Getting one or several dental implants is a life-changing decision. It's a major upgrade over a dental bridge or partial dentures, but it’s also a major investment in terms of time and money.
As a patient, it’s always best to be fully informed about what your treatment will involve. This guide will educate you on how to navigate the experience of getting dental implants, and what to expect at each stage of the procedure: before, during, and after.
Before the Procedure
While your current dentist may offer dental implants, that doesn’t mean you should automatically have the procedure performed by them. Finding the right dental office to place your dental implants is just as important as the type of dental implant and crown materials.
Like with any major decision, you should do plenty of research online before you even contact any dental offices. Your findings should help you create a shortlist of offices who you’ll then contact for an initial consultation.
In general, you should look for dental offices with:
Not all experience is equal. Make sure that one or more practitioners at the office has lengthy experience with implant dentistry.
Read through the dental office’s reviews - are there lots of positive remarks about the practice?
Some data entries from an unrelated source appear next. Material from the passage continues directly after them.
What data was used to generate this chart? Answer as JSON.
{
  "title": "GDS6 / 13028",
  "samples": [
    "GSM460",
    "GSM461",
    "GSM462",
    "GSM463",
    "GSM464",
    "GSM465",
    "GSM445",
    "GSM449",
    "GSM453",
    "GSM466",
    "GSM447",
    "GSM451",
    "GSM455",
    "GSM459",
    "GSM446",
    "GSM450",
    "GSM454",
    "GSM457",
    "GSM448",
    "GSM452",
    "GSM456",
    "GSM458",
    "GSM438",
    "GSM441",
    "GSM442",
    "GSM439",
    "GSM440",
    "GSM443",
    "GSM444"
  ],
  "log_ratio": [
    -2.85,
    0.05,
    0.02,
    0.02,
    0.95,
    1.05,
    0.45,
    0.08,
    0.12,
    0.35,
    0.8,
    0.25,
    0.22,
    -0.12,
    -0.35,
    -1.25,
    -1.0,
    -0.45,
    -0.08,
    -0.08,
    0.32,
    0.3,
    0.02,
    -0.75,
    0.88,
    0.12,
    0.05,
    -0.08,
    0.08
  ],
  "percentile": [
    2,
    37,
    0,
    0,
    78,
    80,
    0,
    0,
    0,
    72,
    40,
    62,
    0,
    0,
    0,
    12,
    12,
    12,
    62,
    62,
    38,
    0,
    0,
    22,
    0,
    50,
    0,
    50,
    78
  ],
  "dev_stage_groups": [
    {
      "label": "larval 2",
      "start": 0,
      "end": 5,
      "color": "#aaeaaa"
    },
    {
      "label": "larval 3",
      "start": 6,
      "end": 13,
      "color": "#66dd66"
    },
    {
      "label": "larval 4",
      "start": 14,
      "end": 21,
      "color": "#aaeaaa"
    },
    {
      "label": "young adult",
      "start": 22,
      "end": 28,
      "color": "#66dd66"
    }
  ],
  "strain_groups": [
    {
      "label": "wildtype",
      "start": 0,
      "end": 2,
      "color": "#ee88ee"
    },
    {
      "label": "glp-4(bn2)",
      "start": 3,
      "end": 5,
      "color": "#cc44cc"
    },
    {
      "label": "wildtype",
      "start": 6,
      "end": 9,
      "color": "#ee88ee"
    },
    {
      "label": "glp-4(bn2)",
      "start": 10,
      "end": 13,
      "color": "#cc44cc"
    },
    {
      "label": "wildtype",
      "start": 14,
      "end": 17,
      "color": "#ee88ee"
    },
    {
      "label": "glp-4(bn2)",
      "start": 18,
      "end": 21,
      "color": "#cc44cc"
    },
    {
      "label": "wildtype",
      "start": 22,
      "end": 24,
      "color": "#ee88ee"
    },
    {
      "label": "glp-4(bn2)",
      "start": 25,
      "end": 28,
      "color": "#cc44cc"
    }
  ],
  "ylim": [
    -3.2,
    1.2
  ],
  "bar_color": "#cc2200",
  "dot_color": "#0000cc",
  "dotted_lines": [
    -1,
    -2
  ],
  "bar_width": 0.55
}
Conversely, are there relevant complaints that frequently appear?
Not all dental offices will take the time to showcase the equipment they use, but you can still look out for mentions of digital dentistry.
A dentist’s office (and website) can tell you a bit about their level of care and attention to detail.
Getting dental implants will involve multiple visits, so you should take into account the location of the dental office and your mobility needs.
If you have advanced gum disease (periodontal disease), the dentist - or a referred specialist - will need to work with you to get the disease under control and improve your gum health before you can begin the dental implants procedure.
The reason is because, left untreated, gum disease can cause serious complications during the procedure, including severe infections and outright implant failure.
The reasoning behind bone grafting is simple - if your jaw bone doesn’t have enough bone mass, the implant(s) won’t integrate securely.
To solve this problem, bone is typically taken from another part of your body - usually the hip, tibia, or back of the jaw - and used to strengthen the bone in and around the implant site.
Depending on your procedure, you may need to have other teeth removed before your dental implants are placed. This is typically the case for full-mouth implant procedures and implant-supported dentures that provide the patient with a completely new smile.